この本を読むということは、また千景ちゃんが一人で遅くまで残されるということなのだ。
でもここで、断るのは違うと思った。
親御さんの事を話すのも、違うと思った。
「…そう、だね。
うん、二人だけになったらね?」
「つづき、きになるから…。
ほかのひとにさきをこさせちゃ、いや」

千景ちゃんは、右手を差し出してくる。
握られた拳は、小指が伸びている。
「ゆびきり。
やくそくして」
私は頷いて、自分の小指を合わせる。
千景ちゃんの手は、年相応に小さく、とても温かい。
「うん。約束」
「…せんせいのて、あたたかいね」
「千景ちゃんのお手々も、とっても温かいよ」
指切りげんまんをしながら、私は千景ちゃんの幸福を祈らずには居られなかった。
頭を撫でてあげると、照れくさそうに微笑んだ。
親御さんは、千景ちゃんのこんな顔を知っているのだろうか…。

しっかりと指切りをして、親御さんの元へと千景ちゃんを連れて行く。
千景ちゃんは手を握ってくれた。
「…せんせい、きょうはありがとう」
千景ちゃんは、私にそう言ってくれた。
こちらにまるで興味を見せない親御さんに、私は怒りを覚えてしまう。
「…千景ちゃん、その」
「…また、あしたも、ごほんよんでくれる?」
そう言葉にする千景ちゃんの表情は、とても不安げで、今にも泣いてしまいそうだった。
「うん、読んであげるよ」
「ほんとう…?」
「指切りもしたから大丈夫。

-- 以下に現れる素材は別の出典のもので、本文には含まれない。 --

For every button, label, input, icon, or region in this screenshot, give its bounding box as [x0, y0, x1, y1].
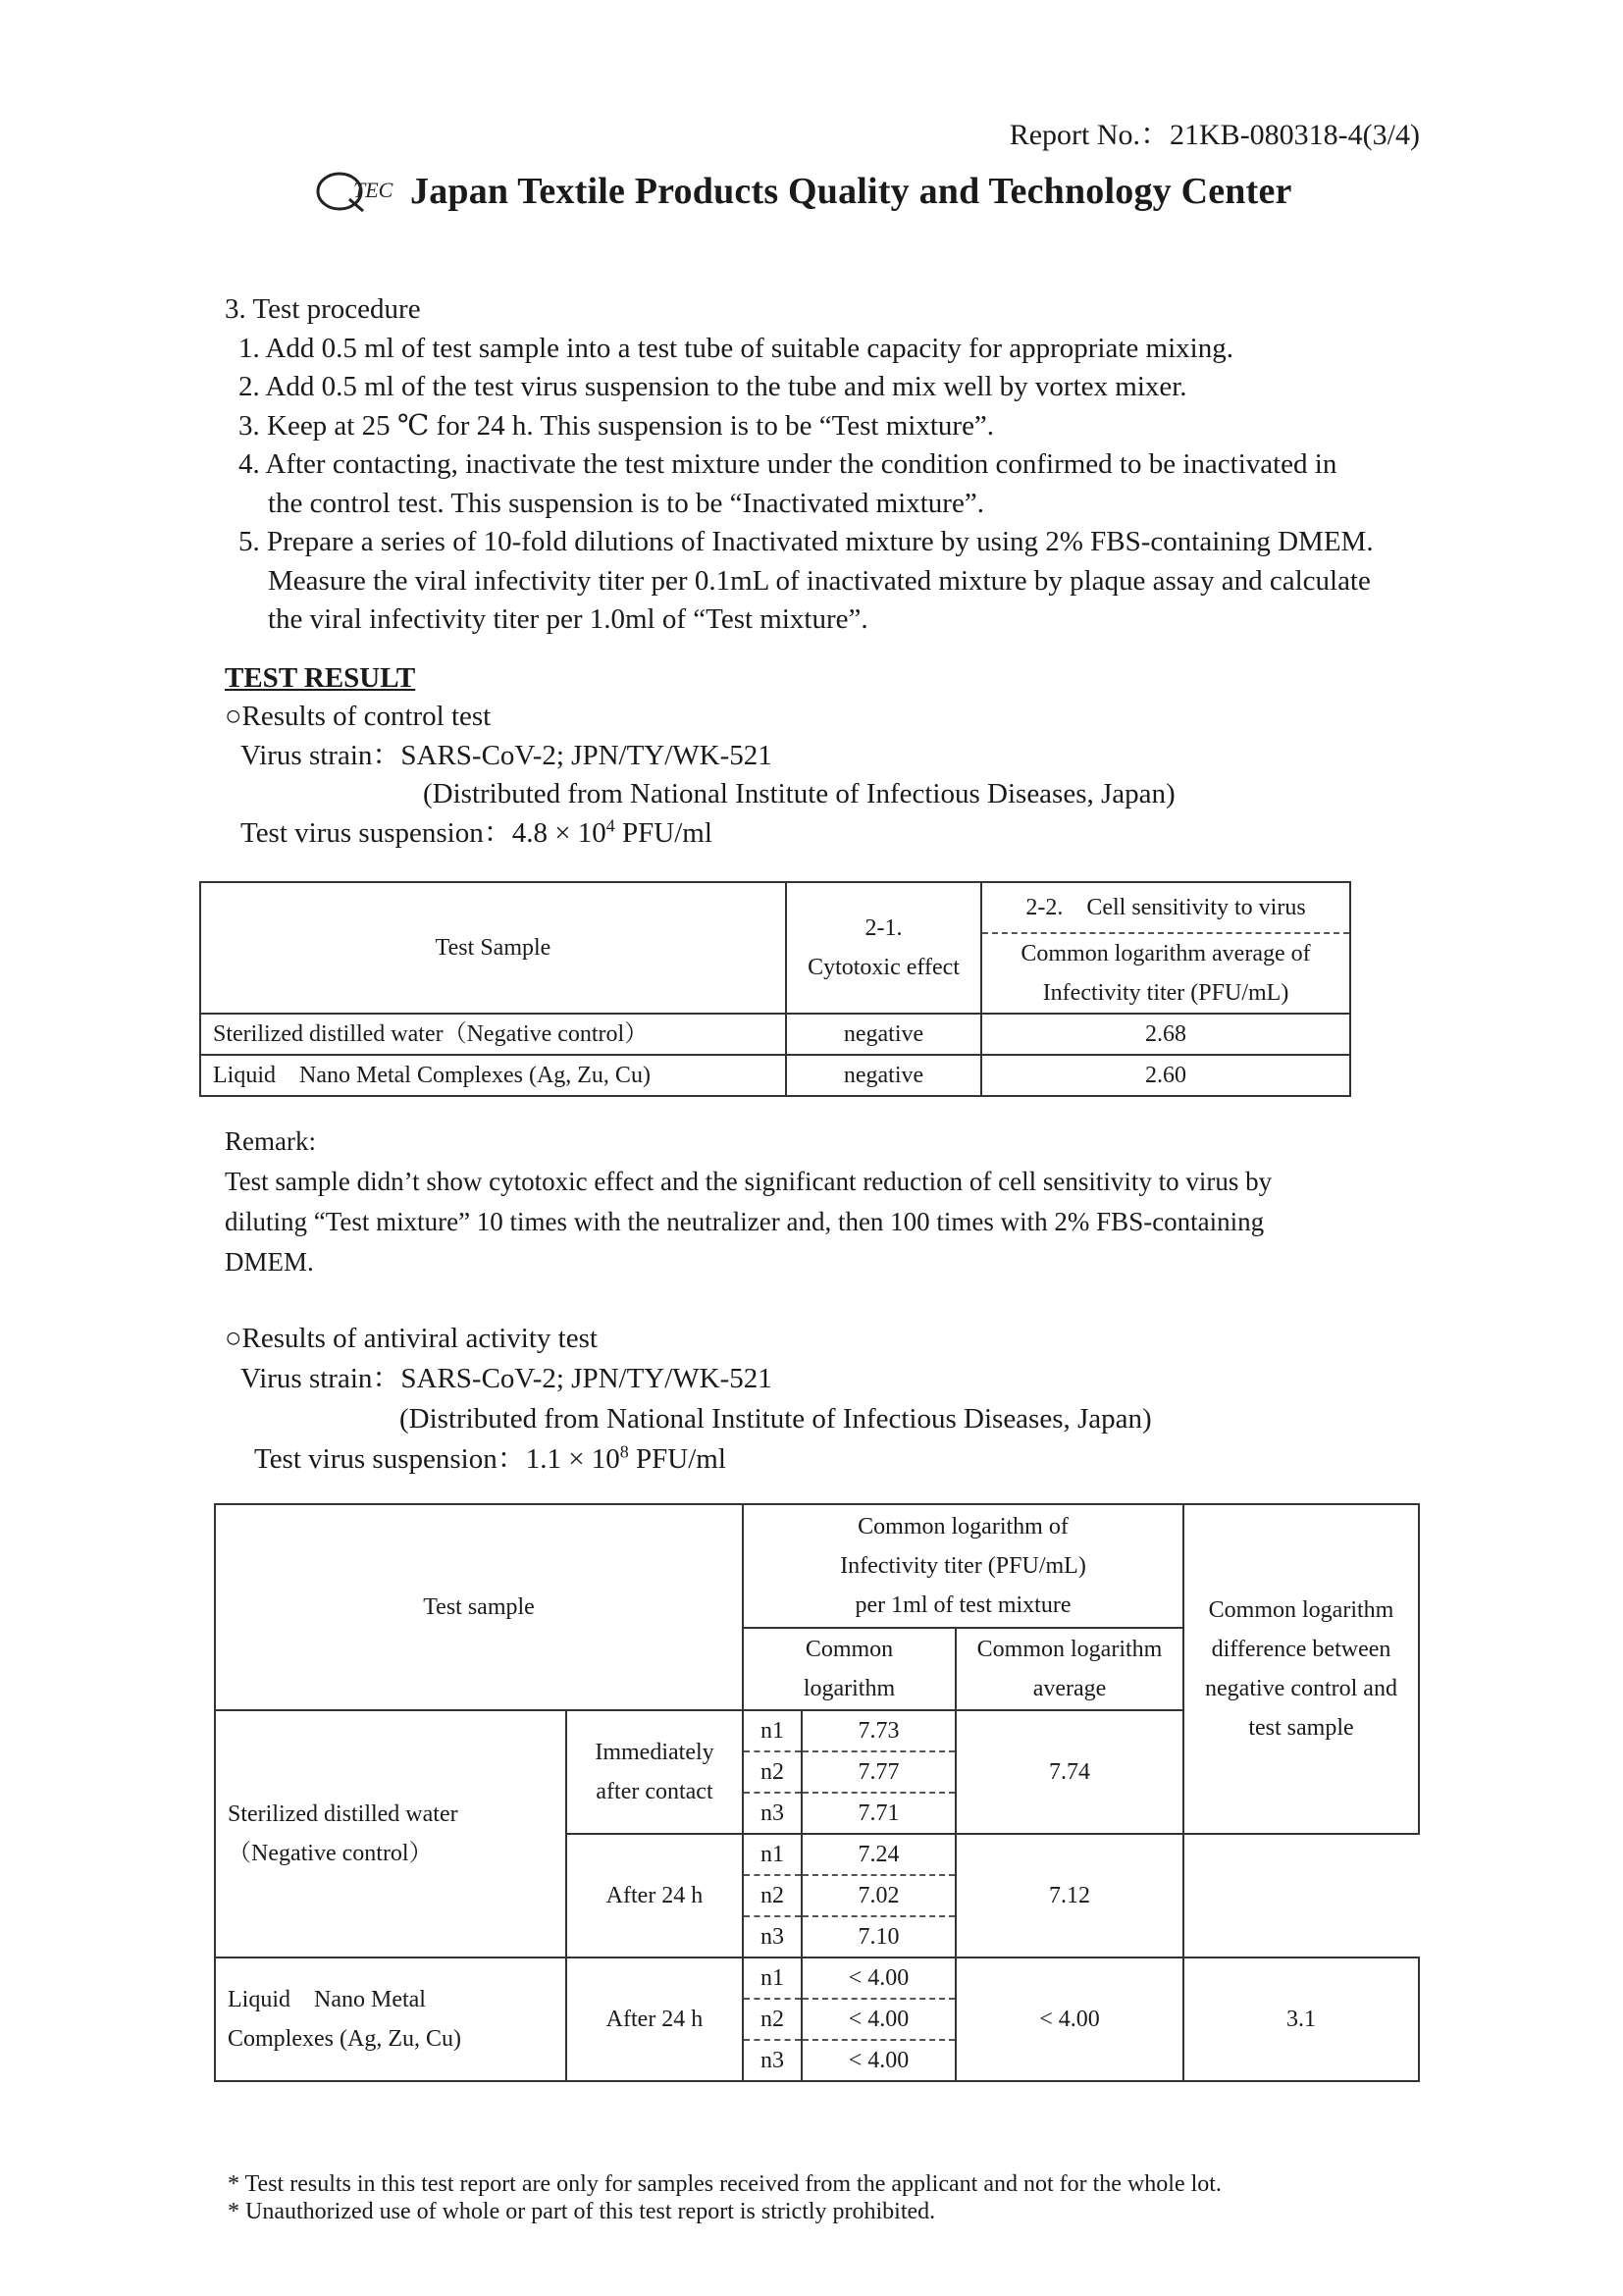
remark-line: DMEM.: [225, 1247, 314, 1277]
antiviral-suspension: Test virus suspension：$1.1 \times 10^8$ PFU/ml: [254, 1441, 726, 1475]
control-distributed: (Distributed from National Institute of Infectious Diseases, Japan): [423, 778, 1176, 809]
replicate-label: n3: [743, 2040, 802, 2081]
immediate-contact: Immediately after contact: [566, 1710, 743, 1834]
header-test-sample: Test Sample: [200, 882, 786, 1014]
replicate-label: n1: [743, 1957, 802, 1999]
header-cytotoxic: 2-1. Cytotoxic effect: [786, 882, 981, 1014]
footnote: * Unauthorized use of whole or part of this test report is strictly prohibited.: [228, 2199, 936, 2224]
antiviral-virus-strain: Virus strain：SARS-CoV-2; JPN/TY/WK-521: [240, 1363, 772, 1394]
svg-text:TEC: TEC: [353, 178, 393, 202]
replicate-label: n1: [743, 1710, 802, 1751]
header-common-log: Common logarithm: [743, 1628, 956, 1710]
organization-logo: [312, 162, 400, 221]
log-value: 7.71: [802, 1793, 956, 1834]
after-24h: After 24 h: [566, 1957, 743, 2081]
footnote: * Test results in this test report are only for samples received from the applicant and not for the whole lot.: [228, 2171, 1222, 2197]
log-average: 7.74: [956, 1710, 1183, 1834]
page-header: [312, 162, 1292, 221]
report-number: Report No.：21KB-080318-4(3/4): [1009, 119, 1420, 151]
test-result-title: TEST RESULT: [225, 661, 416, 694]
procedure-title: 3. Test procedure: [225, 293, 421, 325]
header-log-average: Common logarithm average: [956, 1628, 1183, 1710]
procedure-step-continued: the control test. This suspension is to be “Inactivated mixture”.: [268, 487, 984, 519]
header-log-average: Common logarithm average of: [981, 933, 1350, 973]
header-test-sample: Test sample: [215, 1504, 743, 1710]
antiviral-test-table: [214, 1503, 1420, 2082]
procedure-step: 3. Keep at 25 ℃ for 24 h. This suspension is to be “Test mixture”.: [238, 409, 995, 442]
footnotes: [228, 2170, 1222, 2225]
table-row: Liquid Nano Metal Complexes (Ag, Zu, Cu) negative 2.60: [200, 1055, 1350, 1096]
control-suspension: Test virus suspension：$4.8 \times 10^4$ PFU/ml: [240, 814, 712, 849]
control-test-table: [199, 881, 1351, 1097]
log-average: < 4.00: [956, 1957, 1183, 2081]
replicate-label: n2: [743, 1751, 802, 1793]
remark-line: diluting “Test mixture” 10 times with the neutralizer and, then 100 times with 2% FBS-containing: [225, 1207, 1265, 1236]
replicate-label: n1: [743, 1834, 802, 1875]
log-average: 7.12: [956, 1834, 1183, 1957]
procedure-step: 5. Prepare a series of 10-fold dilutions of Inactivated mixture by using 2% FBS-containing DMEM.: [238, 526, 1374, 557]
control-heading: ○Results of control test: [225, 701, 492, 732]
replicate-label: n3: [743, 1916, 802, 1957]
liquid-sample: Liquid Nano Metal Complexes (Ag, Zu, Cu): [215, 1957, 566, 2081]
table-row: Sterilized distilled water（Negative control） negative 2.68: [200, 1014, 1350, 1055]
header-cell-sensitivity: 2-2. Cell sensitivity to virus: [981, 882, 1350, 933]
neg-control-sample: Sterilized distilled water （Negative control）: [215, 1710, 566, 1957]
log-value: 7.24: [802, 1834, 956, 1875]
remark-title: Remark:: [225, 1126, 316, 1156]
test-procedure: [225, 290, 1374, 853]
log-value: < 4.00: [802, 1999, 956, 2040]
log-value: 7.02: [802, 1875, 956, 1916]
antiviral-heading: ○Results of antiviral activity test: [225, 1323, 598, 1354]
log-value: 7.73: [802, 1710, 956, 1751]
replicate-label: n2: [743, 1999, 802, 2040]
remark-line: Test sample didn’t show cytotoxic effect and the significant reduction of cell sensitivity to virus by: [225, 1167, 1273, 1196]
log-value: < 4.00: [802, 2040, 956, 2081]
after-24h: After 24 h: [566, 1834, 743, 1957]
procedure-step-continued: Measure the viral infectivity titer per 0.1mL of inactivated mixture by plaque assay and calculate: [268, 564, 1371, 597]
log-value: < 4.00: [802, 1957, 956, 1999]
replicate-label: n2: [743, 1875, 802, 1916]
antiviral-distributed: (Distributed from National Institute of Infectious Diseases, Japan): [399, 1403, 1152, 1435]
header-log-difference: Common logarithm difference between negative control and test sample: [1183, 1504, 1419, 1834]
procedure-step: 2. Add 0.5 ml of the test virus suspension to the tube and mix well by vortex mixer.: [238, 371, 1187, 402]
replicate-label: n3: [743, 1793, 802, 1834]
log-value: 7.10: [802, 1916, 956, 1957]
header-infectivity: Infectivity titer (PFU/mL): [981, 973, 1350, 1014]
antiviral-section: [225, 1319, 1152, 1480]
remark: [225, 1122, 1272, 1282]
procedure-step: 4. After contacting, inactivate the test mixture under the condition confirmed to be inactivated in: [238, 448, 1337, 480]
procedure-step: 1. Add 0.5 ml of test sample into a test tube of suitable capacity for appropriate mixing.: [238, 332, 1233, 364]
control-virus-strain: Virus strain：SARS-CoV-2; JPN/TY/WK-521: [240, 739, 772, 771]
organization-name: Japan Textile Products Quality and Technology Center: [410, 171, 1292, 212]
log-difference: 3.1: [1183, 1957, 1419, 2081]
log-value: 7.77: [802, 1751, 956, 1793]
header-infectivity-titer: Common logarithm of Infectivity titer (PFU/mL) per 1ml of test mixture: [743, 1504, 1183, 1628]
procedure-step-continued: the viral infectivity titer per 1.0ml of “Test mixture”.: [268, 603, 868, 635]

本当だよ」
東郷先生の寸劇を思い出して吹き出しそうになってしまう。
千景ちゃんも、笑ってくれた。

親御さんの後を追う千景ちゃんを見ながら、私は無力感に苛まれた。
あんなに辛そうな彼女を、私達はどうすることもできないのだ。
「…伊予島先生」
「上里先生…」
上里先生が私の肩を叩く。
「そんな顔をしないでください。
きっと何となります」
そう言って元気づけてくれる上里先生に、私も頷く。
私がへこたれていても、どうにもならない。
「そうですね…。
ああ、ところで東郷先生、あの本の内容なんですけど…」
「あら、何かまずかった…?
やっぱりもっと護国精神溢れる作品の方が…。
待って下さい犬吠埼先生と三好先生まで私は悪くないんです全ては護国のため…」


「…あぁ、赤嶺さんですか、いつもお世話になっております。はい、上里です。